Evidenced Based Emergency Care

Oct 17, 2010 08:10

Last week at the start of the Caps first game the opposing goalie passed out on the ice with no one around.
It took over 5 minutes before medics moved the man. 5 MINUTES!!! Why did it take 5 minutes?!! From where I sat as an armchair medic it looked as if much of the delay was getting a board and a neck brace under the man.

Here's my gripe. The top 4 rule outs for someone toppling over for no good reason. Heart Attack, Stroke, Low Blood Pressure, Low Blood Sugar. In my expereience low blood sugar and low blood pressure aren't usually instantaneous. The person usually has a 5-10second warning time before they drop and often will try to let someone know. Low blood sugar is also so easily prevented that it just seemed silly for a proathlete to drop from it 3 minutes into a game.

Self care aside even if Heart Attack and Stroke are low on the list they are both on the list. Both are serious potentially fatal conditions that require access to hospital care within 30 minutes for the best chance of recovery. Take 5 minutes out of 30 to put someone on a body board just in case they broke their neck.... Not a good plan in my mind. We need well trained/conditoned medics but we also need thinking medics.

So this morning's Wash. Post front page article about Medvacing in Afghanistan brought much happiness to me.
This is the quote that makes me smile:
Gone from their repertoire are difficult ot time-consuming manuevers such as routinely hanging bags of IV fluids. On the ground, medics no longer carry stethescopes or blood pressure cuffs. They are trained instead to evaluate a patient's status by observation and pulse, to tolerate abnormal vital signs such as low blood pressure, to let the patient postion himself if he's having trouble breathing - and above all to have a heightened awareness that too much medicine can endager the mission and still not save the patient.

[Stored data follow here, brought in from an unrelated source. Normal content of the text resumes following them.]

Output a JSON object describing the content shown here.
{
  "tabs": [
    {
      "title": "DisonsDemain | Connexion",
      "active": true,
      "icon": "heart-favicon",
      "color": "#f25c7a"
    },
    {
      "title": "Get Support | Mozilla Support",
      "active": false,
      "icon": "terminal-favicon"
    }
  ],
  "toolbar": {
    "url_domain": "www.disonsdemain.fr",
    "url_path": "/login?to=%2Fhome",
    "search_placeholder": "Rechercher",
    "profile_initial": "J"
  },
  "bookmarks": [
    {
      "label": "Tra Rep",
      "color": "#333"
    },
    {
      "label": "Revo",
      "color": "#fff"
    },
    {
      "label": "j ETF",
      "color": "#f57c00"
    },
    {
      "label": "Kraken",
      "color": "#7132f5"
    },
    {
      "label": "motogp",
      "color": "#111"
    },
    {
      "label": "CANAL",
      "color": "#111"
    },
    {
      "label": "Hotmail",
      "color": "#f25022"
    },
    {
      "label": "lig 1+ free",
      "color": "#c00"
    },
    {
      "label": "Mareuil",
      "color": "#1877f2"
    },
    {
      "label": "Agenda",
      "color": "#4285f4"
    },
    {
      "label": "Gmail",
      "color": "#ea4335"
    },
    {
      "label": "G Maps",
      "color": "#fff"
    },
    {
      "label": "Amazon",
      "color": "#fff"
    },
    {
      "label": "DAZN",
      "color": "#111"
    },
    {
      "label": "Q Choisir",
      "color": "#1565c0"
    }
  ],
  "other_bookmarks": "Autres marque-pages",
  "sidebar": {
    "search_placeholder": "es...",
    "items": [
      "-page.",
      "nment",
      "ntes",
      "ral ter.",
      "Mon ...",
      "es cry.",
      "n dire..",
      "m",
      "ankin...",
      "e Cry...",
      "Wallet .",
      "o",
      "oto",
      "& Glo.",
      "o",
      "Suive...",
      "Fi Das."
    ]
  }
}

The helicopter spent 3 minutes on the ground. 3 MINUTES to unload a medic and reload him and a patient. At the 5 minute mark at the Caps game the stretcher was just getting to the patient and they hadn't even got him moved yet. Hopefully soon in the very near future more EMTs can adopt the battlefield tactic. If their neck isn't broken (and if they weren't hit by a traumatic force why on earth would it be?) and they're not bleeding get them up, get them moving. You can do all the other crap on the fly in the ambulance. We've eliminated the R from CPR because someone finally realized it was crap. Could we please start looking into training for when a bodyboard/neck board is truly appropriate and when its not.

Oh and a lot of people would probably appreciate it if you wouldn't cut their clothes off when by the time you reach them they are conscious and offering to undress themselves. Just because you love your sharp scissors doesn't mean you did someone a favor by destroying their only winter jacket after they slipped on the ice.